Both fasting glucose production and disappearance are abnormal in people with "mild" and "severe" type 2 diabetes

To determine whether regulation of fasting endogenous glucose production (EGP) and glucose disappearance (R(d)) are both abnormal in people with type 2 diabetes, EGP and R(d) were measured in 7 "severe" (SD), 9 "mild" (MD), and 12 nondiabetic (ND) subjects (12.7 +/- 0.6 vs. 8.1 +/- 0.4 vs. 5.1 +/- 0.4 mmol/l) after an overnight fast and during a hyperglycemic pancreatic clamp.

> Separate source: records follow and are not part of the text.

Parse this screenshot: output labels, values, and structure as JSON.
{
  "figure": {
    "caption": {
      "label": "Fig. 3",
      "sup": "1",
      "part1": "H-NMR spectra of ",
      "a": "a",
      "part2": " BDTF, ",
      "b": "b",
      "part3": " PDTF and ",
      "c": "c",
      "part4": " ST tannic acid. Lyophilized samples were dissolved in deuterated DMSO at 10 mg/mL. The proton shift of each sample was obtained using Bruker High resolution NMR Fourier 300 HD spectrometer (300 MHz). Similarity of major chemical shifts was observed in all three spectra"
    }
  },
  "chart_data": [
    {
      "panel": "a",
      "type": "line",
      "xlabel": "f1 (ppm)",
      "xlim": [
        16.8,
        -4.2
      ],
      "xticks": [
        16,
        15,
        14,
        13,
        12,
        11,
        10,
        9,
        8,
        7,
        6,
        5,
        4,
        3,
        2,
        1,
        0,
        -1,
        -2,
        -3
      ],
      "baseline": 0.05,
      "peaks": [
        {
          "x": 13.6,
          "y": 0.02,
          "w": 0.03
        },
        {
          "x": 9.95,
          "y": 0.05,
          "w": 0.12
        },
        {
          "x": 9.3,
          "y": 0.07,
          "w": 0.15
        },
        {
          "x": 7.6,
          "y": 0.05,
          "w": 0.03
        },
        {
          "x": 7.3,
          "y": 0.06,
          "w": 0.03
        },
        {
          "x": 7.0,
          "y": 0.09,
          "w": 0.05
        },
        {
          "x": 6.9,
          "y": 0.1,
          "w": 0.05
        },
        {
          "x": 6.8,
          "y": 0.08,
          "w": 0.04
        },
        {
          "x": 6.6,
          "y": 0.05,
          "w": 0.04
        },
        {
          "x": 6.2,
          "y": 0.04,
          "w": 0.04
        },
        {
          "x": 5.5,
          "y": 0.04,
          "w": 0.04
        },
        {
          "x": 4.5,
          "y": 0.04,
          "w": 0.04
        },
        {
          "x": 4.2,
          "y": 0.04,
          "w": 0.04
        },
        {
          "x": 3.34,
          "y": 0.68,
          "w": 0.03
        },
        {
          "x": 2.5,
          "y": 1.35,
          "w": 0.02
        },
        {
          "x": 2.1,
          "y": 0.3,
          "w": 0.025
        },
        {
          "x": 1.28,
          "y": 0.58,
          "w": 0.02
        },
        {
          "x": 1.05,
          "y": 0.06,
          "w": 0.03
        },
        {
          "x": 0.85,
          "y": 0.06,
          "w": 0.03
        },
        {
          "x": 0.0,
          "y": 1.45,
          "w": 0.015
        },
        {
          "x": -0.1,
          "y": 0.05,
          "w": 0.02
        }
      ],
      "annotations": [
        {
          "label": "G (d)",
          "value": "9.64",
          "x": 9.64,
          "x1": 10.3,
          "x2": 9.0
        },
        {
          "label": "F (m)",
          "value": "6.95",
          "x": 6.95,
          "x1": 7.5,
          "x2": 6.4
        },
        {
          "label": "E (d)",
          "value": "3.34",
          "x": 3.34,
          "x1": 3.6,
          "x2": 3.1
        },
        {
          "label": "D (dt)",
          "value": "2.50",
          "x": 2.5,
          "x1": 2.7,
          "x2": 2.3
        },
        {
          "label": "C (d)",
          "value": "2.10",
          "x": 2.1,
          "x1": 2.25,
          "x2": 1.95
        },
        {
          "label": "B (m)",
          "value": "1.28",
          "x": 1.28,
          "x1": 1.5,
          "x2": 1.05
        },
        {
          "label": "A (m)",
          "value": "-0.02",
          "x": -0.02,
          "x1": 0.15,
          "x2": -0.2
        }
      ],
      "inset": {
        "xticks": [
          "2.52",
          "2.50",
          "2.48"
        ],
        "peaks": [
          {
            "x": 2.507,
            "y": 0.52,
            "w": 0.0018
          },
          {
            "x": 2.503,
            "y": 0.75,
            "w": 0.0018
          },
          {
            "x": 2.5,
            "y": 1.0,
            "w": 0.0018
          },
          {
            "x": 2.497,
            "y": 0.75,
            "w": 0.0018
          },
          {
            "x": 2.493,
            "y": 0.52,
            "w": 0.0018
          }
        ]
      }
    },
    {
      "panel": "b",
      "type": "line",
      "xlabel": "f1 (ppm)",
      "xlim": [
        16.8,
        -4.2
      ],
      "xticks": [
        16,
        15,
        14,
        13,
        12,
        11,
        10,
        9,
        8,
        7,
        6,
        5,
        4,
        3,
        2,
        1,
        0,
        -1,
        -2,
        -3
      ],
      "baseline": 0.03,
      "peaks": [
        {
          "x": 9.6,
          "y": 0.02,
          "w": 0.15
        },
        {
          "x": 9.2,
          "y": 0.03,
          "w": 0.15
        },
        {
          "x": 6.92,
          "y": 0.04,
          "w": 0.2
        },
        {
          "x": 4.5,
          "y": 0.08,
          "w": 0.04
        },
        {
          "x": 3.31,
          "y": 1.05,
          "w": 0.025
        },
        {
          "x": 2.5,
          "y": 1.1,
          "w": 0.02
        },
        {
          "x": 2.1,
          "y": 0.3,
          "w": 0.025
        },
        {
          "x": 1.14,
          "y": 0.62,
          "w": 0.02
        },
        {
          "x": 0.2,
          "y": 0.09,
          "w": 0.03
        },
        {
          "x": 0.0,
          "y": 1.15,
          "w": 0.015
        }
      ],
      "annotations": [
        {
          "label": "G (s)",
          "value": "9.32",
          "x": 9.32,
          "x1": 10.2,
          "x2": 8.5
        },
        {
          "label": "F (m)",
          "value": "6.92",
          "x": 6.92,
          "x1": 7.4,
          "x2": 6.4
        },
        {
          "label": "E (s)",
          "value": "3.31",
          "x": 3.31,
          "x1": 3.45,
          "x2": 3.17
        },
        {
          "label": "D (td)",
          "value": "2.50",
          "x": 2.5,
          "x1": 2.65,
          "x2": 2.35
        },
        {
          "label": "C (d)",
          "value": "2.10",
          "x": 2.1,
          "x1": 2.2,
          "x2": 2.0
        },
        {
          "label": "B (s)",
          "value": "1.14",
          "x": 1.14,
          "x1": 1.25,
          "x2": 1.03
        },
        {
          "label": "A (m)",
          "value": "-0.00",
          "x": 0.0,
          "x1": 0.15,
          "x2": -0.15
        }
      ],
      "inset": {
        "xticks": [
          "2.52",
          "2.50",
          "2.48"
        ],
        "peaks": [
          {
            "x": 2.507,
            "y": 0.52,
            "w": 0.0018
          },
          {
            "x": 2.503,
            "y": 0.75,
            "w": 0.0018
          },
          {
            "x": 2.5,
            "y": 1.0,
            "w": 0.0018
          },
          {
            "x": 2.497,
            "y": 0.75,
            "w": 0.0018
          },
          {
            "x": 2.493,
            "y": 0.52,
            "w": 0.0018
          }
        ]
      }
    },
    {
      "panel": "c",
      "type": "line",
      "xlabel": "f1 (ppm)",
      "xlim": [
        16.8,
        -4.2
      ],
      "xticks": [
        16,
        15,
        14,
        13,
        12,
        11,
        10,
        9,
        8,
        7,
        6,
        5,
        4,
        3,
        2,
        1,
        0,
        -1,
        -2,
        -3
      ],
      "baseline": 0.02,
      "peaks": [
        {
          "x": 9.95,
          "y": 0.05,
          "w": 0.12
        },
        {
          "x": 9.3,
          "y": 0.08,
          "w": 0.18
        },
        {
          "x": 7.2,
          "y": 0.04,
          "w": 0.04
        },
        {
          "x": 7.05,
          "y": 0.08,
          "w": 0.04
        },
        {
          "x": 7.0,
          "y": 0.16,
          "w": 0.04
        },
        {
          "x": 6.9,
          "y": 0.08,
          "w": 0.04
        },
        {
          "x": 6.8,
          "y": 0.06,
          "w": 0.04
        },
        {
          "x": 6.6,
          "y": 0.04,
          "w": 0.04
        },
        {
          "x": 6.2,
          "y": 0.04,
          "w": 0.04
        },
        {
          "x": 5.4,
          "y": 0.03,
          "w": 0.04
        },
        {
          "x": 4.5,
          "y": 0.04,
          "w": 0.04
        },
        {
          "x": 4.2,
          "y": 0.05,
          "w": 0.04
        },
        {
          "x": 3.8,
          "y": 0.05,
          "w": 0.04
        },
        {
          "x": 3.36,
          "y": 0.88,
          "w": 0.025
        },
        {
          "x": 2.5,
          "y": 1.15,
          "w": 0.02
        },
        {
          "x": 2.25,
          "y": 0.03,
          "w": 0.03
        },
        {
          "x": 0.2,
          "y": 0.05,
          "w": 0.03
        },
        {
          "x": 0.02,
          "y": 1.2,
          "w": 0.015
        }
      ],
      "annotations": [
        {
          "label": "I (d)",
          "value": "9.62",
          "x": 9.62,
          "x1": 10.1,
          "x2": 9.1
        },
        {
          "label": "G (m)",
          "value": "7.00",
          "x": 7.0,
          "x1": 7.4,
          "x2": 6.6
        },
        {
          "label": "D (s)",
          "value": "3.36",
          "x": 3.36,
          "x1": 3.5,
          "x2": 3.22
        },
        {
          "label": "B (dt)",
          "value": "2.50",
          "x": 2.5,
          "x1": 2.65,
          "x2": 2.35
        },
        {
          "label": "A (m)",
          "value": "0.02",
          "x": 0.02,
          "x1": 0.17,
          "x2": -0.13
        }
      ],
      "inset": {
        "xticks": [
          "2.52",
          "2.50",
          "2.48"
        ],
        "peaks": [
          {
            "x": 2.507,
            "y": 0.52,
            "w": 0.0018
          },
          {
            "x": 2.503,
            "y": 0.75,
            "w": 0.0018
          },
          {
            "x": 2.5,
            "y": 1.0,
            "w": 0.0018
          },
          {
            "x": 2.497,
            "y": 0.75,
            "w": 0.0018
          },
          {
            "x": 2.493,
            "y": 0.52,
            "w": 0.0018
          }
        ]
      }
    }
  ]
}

Fasting insulin was higher in both the SD and MD than ND subjects, whereas fasting glucagon only was increased (P < 0.05) in SD. Fasting EGP, glycogenolysis, gluconeogenesis, and R(d) all were increased (P < 0.05) in SD but did not differ in MD or ND. On the other hand, when glucose ( approximately 11 mmol/l), insulin ( approximately 72 pmol/l), and glucagon ( approximately 140 pg/ml) concentrations were raised to values similar to those observed in the severe diabetic subjects, EGP was higher (P < 0.001) and R(d) lower (P < 0.01) in both SD and MD than in ND. The higher EGP in the SD and MD than ND during the clamp was the result of increased (P < 0.05) rates of glycogenolysis (4.2 +/- 1.7 vs. 3.5 +/- 1.0 vs. 0.0 +/- 0.8 micromol.kg(-1).min(-1)), since gluconeogenesis did not differ among groups. We conclude that neither glucose production nor disappearance is appropriate for the prevailing glucose and insulin concentrations in people with mild or severe diabetes. Both increased rates of gluconeogenesis (likely because of higher glucagon concentrations) and lack of suppression of glycogenolysis contribute to excessive glucose production in type 2 diabetics.